Where Have Daniel and Jane Och Been Giving Lately? Here's an Overview

The Ochs have been major supporters of NewYork-Presbyterian Hospital. Photo: Leonard Zhukovsky/shutterstock

Billionaire Daniel Och’s name recently came up in our dive into the latest moves by the Robin Hood Foundation, a leading institution for New York City antipoverty giving, which is now exactly the same age as this writer: 35. Over the years, Robin Hood has racked up support and board leadership from a who’s who of Wall Street’s biggest titans, including founder Paul Tudor Jones, Glenn Dubin and Ken Tropin. Daniel Och, worth $3.7 billion, has also been a long-running supporter, along with his wife Jane, and sits on Robin Hood’s board of directors, as well.

Through their Jane and Daniel Och Family Foundation, established in 2008, the Ochs gave Robin Hood $3.75 million combined in the 2019 and 2020 fiscal years. Daniel Och, 62, is a Wharton graduate who founded Och-Ziff Capital Management, a hedge fund firm, in 1994. In 2019, Och departed the firm, now known as Sculptor Capital Management, following a bribery scheme for which the company was fined $413 million. He now runs a family office, Willoughby Capital, through which he invests in a portfolio including Coinbase and, coincidentally, stock trading and investment app Robinhood.

Jane Och is also a finance veteran. The Michigan Wolverine started her investment career at Goldman Sachs and in 2012 founded Guac-Lock LLC, a consumer goods company. But besides their support for Robin Hood, what are the Ochs up to these days with their giving and through their foundation? And what can we expect from the couple down the line? Here’s a quick rundown.

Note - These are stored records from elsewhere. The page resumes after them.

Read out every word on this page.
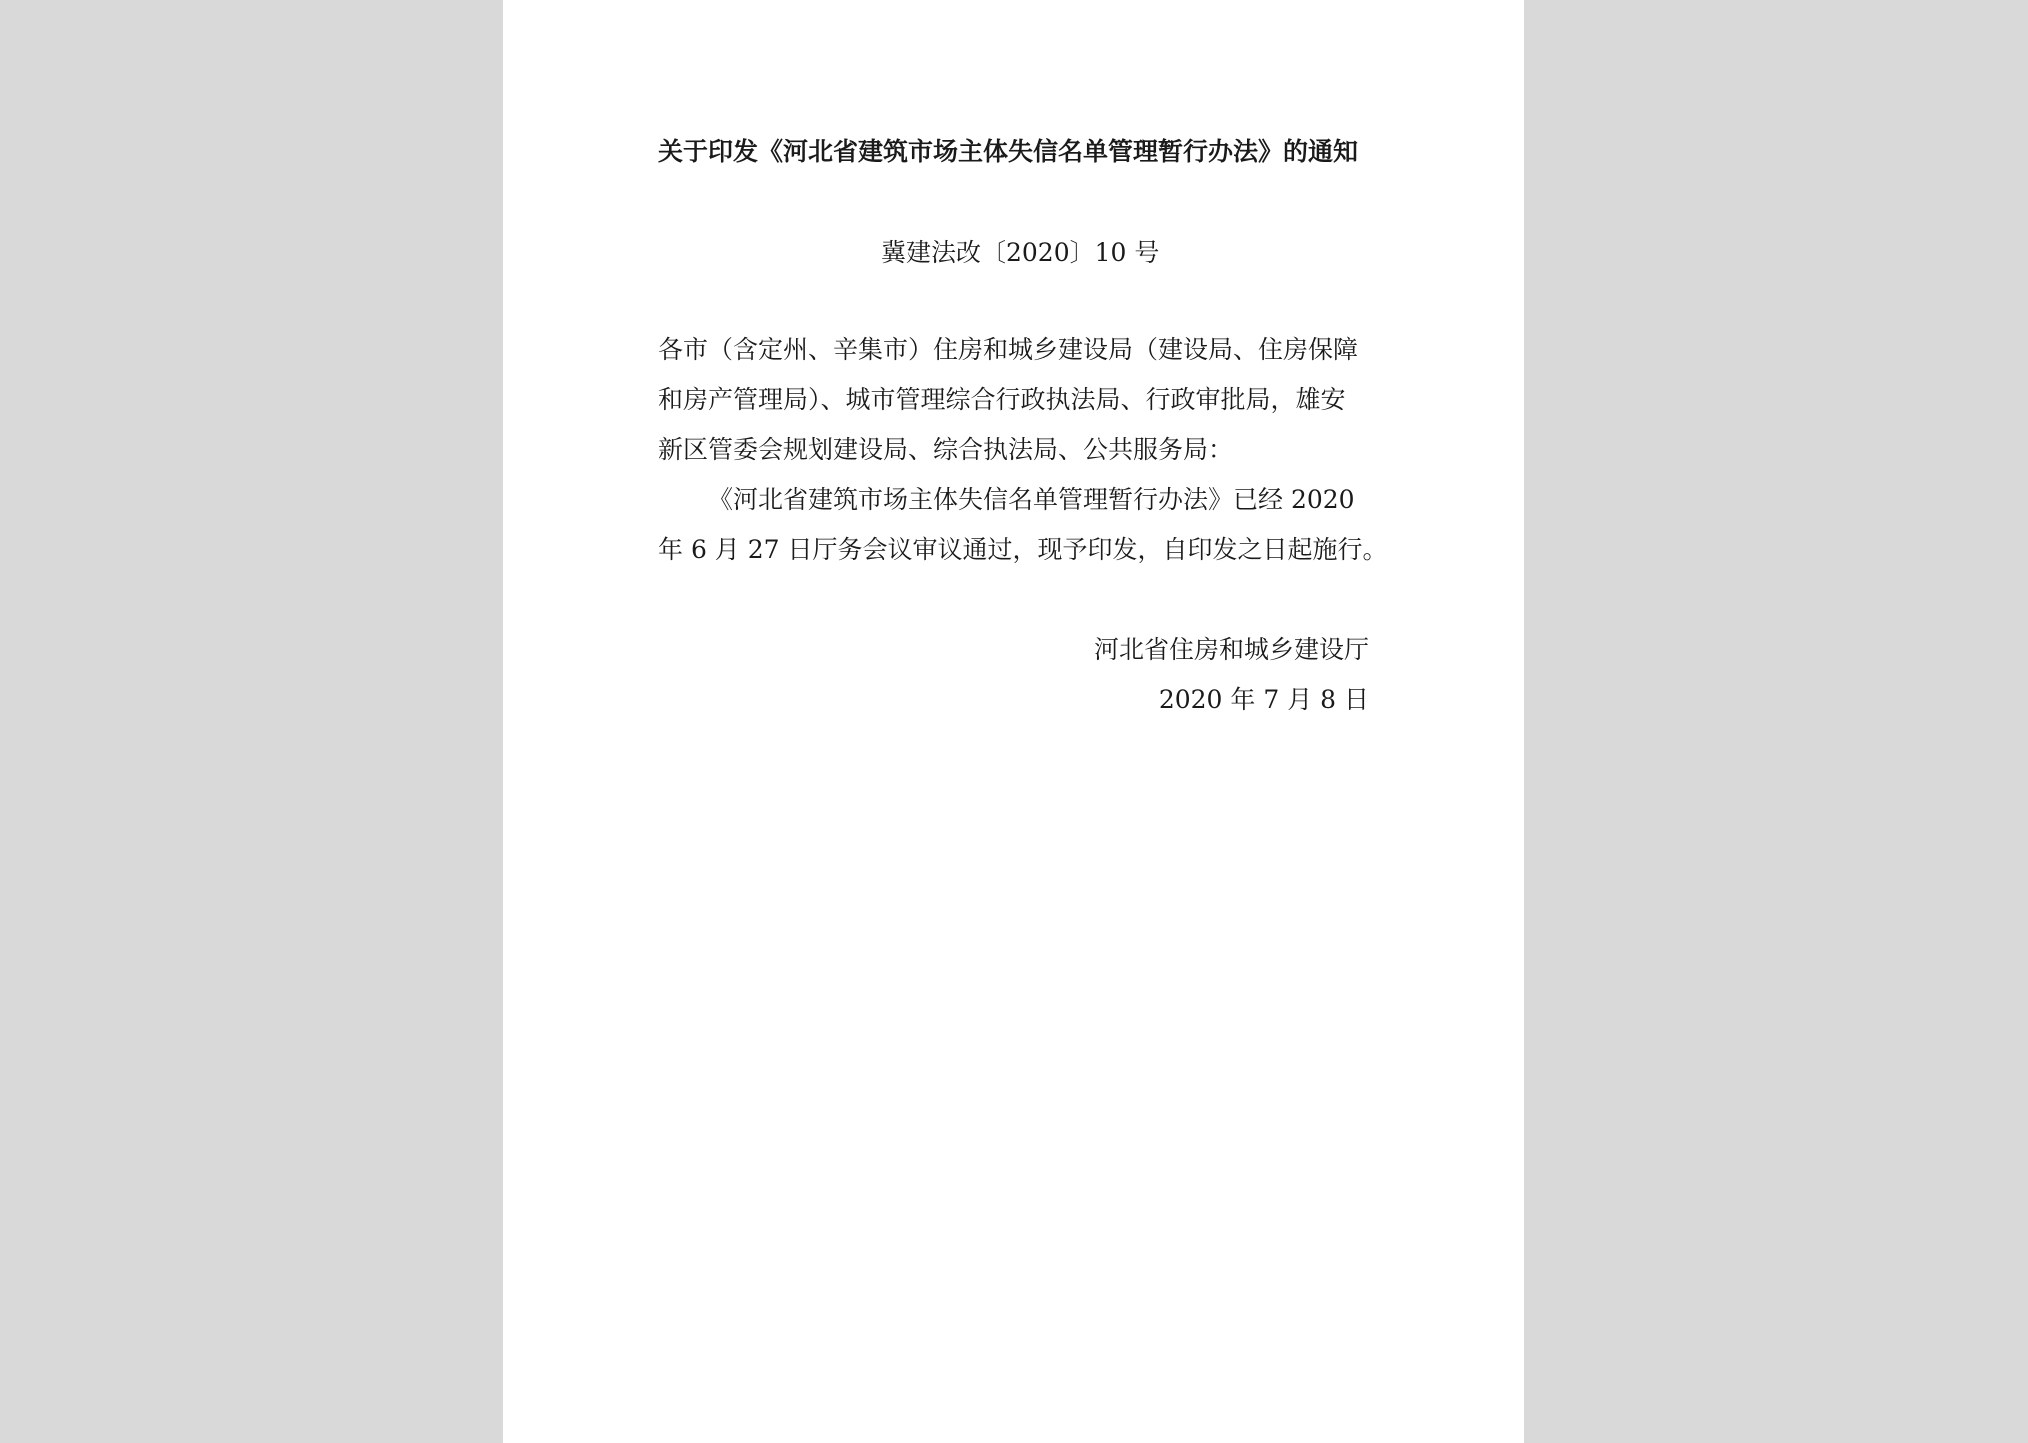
关于印发《河北省建筑市场主体失信名单管理暂行办法》的通知
冀建法改〔2020〕10 号
各市（含定州、辛集市）住房和城乡建设局（建设局、住房保障
和房产管理局）、城市管理综合行政执法局、行政审批局，雄安
新区管委会规划建设局、综合执法局、公共服务局：
《河北省建筑市场主体失信名单管理暂行办法》已经 2020
年 6 月 27 日厅务会议审议通过，现予印发，自印发之日起施行。
河北省住房和城乡建设厅
2020 年 7 月 8 日
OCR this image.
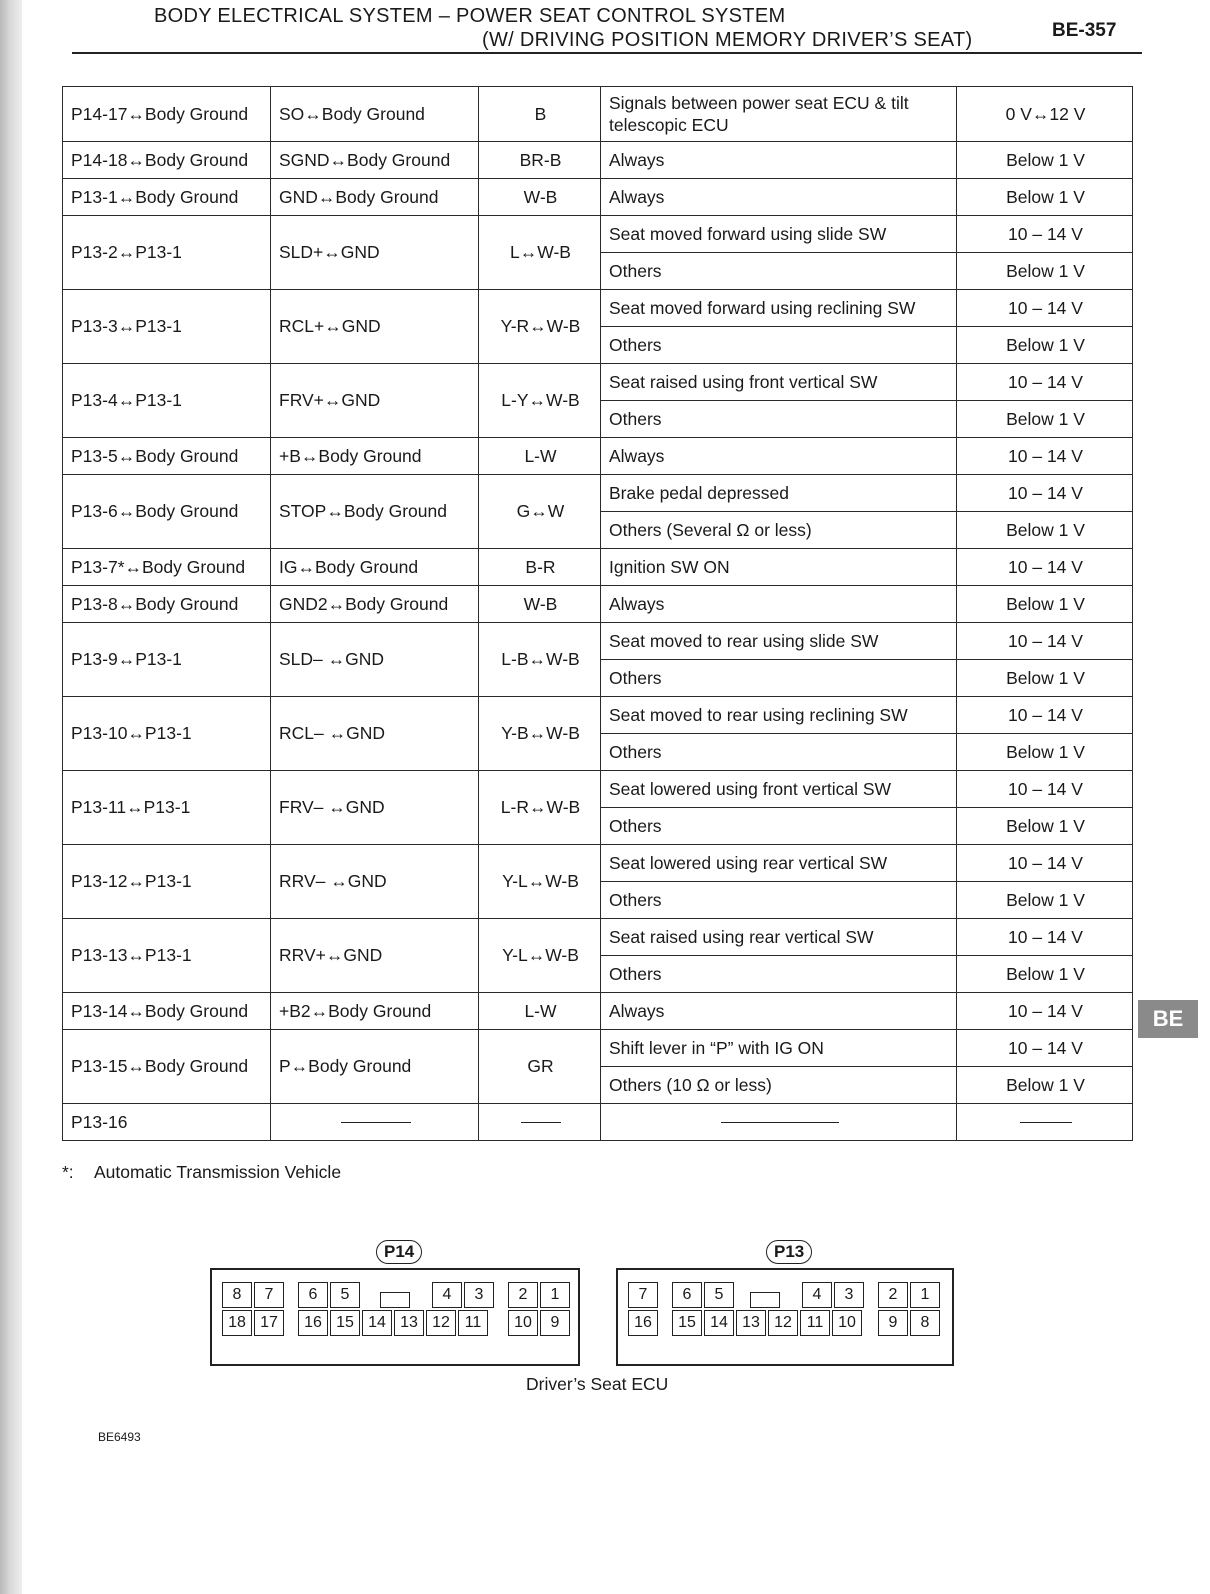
BODY ELECTRICAL SYSTEM – POWER SEAT CONTROL SYSTEM
(W/ DRIVING POSITION MEMORY DRIVER’S SEAT)	BE-357
P14-17↔Body Ground	SO↔Body Ground	B	Signals between power seat ECU & tilt telescopic ECU	0 V↔12 V
P14-18↔Body Ground	SGND↔Body Ground	BR-B	Always	Below 1 V
P13-1↔Body Ground	GND↔Body Ground	W-B	Always	Below 1 V
P13-2↔P13-1	SLD+↔GND	L↔W-B	Seat moved forward using slide SW	10 – 14 V
			Others	Below 1 V
P13-3↔P13-1	RCL+↔GND	Y-R↔W-B	Seat moved forward using reclining SW	10 – 14 V
			Others	Below 1 V
P13-4↔P13-1	FRV+↔GND	L-Y↔W-B	Seat raised using front vertical SW	10 – 14 V
			Others	Below 1 V
P13-5↔Body Ground	+B↔Body Ground	L-W	Always	10 – 14 V
P13-6↔Body Ground	STOP↔Body Ground	G↔W	Brake pedal depressed	10 – 14 V
			Others (Several Ω or less)	Below 1 V
P13-7*↔Body Ground	IG↔Body Ground	B-R	Ignition SW ON	10 – 14 V
P13-8↔Body Ground	GND2↔Body Ground	W-B	Always	Below 1 V
P13-9↔P13-1	SLD– ↔GND	L-B↔W-B	Seat moved to rear using slide SW	10 – 14 V
			Others	Below 1 V
P13-10↔P13-1	RCL– ↔GND	Y-B↔W-B	Seat moved to rear using reclining SW	10 – 14 V
			Others	Below 1 V
P13-11↔P13-1	FRV– ↔GND	L-R↔W-B	Seat lowered using front vertical SW	10 – 14 V
			Others	Below 1 V
P13-12↔P13-1	RRV– ↔GND	Y-L↔W-B	Seat lowered using rear vertical SW	10 – 14 V
			Others	Below 1 V
P13-13↔P13-1	RRV+↔GND	Y-L↔W-B	Seat raised using rear vertical SW	10 – 14 V
			Others	Below 1 V
P13-14↔Body Ground	+B2↔Body Ground	L-W	Always	10 – 14 V
P13-15↔Body Ground	P↔Body Ground	GR	Shift lever in “P” with IG ON	10 – 14 V
			Others (10 Ω or less)	Below 1 V
P13-16				
BE
*: Automatic Transmission Vehicle
P14
8	7	6	5	4	3	2	1
18 17	16 15 14 13 12 11	10	9
P13
7	6	5	4	3	2	1
16	15 14 13 12 11 10	9	8
Driver’s Seat ECU
BE6493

The Ochs continue to focus on Jewish causes

The Och family name is now stamped upon the New Jersey Jewish day school Golda Och Academy, formerly known as Solomon Schechter Day School of Essex and Union. The family’s history with the academy goes way back — Och’s parents were among its founding families in the 1960s and Och himself attended the school. Following his mother Golda’s death in 2010, the Jane and Daniel Och Family Foundation pledged a $15 million challenge gift to the school, which was renamed the Golda Och Academy. The Ochs have steadily supported the school. In 2021, they pledged $10 million to the academy to establish the Dr. Michael Och Fund for Faculty Excellence, named for his father.

The Ochs have also extended significant support to other Jewish organizations including Birthright Israel Foundation, whose board Och once chaired, American Jewish Committee, Greater Miami Jewish Federation, Jewish Communal Fund, Westchester Reform Temple, and UJA Federation, which received some $6.7 million in the 2020 fiscal year alone. Jane Och, meanwhile, has been involved with Facing History and Ourselves, and Hebrew Free Loan Society.

Health and human services is another interest

Besides the family’s continued support for the Robin Hood Foundation, which is well-known around the Big Apple for its health and human services funding, the Ochs also strongly support NewYork-Presbyterian Hospital, where Daniel Och has been on the board of trustees since 2005. This long-running board membership has also translated to big gifts, including a $25 million gift in 2017 for the hospital’s spine care facility, which was then renamed the Daniel and Jane Och Spine Hospital, and another $50 million gift in 2022 to further the spine hospital’s work.

Daniel Och first got involved with this issue back in 2016 when Lawrence Lenke, one of the three surgeons who established the spine hospital, gave him a tour. Och was immediately impressed with the size of an operating room, large enough to accommodate equipment that runs electricity through the spine as a treatment. In addition to their giving for NewYork-Presbyterian, the Ochs have also supported Memorial Sloan Kettering Cancer Center.

Continued focuses and new potential focuses

The Och Foundation’s grantmaking also touches cultural and educational institutions including MoMA, Och’s alma mater UPenn, Harlem Village Academies, and Friends of School in the Square. The latter two are charter school organizations, both operating in New York. Recently, a seven-figure matching gift supported School in the Square’s newly opened elementary school Dos Amigos in Washington Heights.

The foundation also recently made a six-figure gift to New Venture Fund, an organization that hasn’t shown up on any previous recent 990s. The Washington, D.C.-based fiscal sponsorship nonprofit, one of several such entities associated with progressive-leaning consultancy Arabella Advisors, provides a home for projects that fall into five top issues: environment, youth development and education, civil rights, social action and advocacy, global development and health, and capacity building. Some of this work potentially overlaps with the couple’s long-running work with Robin Hood, but it’ll be interesting to see if this was a one-off or a sign of something more.

The Ochs, longtime New Yorkers, now reside in Miami Beach, Florida. Recent Florida grants have gone to places like Health in the Hood and Greater Miami Jewish Federation. While the Ochs’ Florida giving is still fairly low compared to their New York support, so far, it appears South Florida grantmaking remains comfortably within the family’s long-running philanthropic interest areas.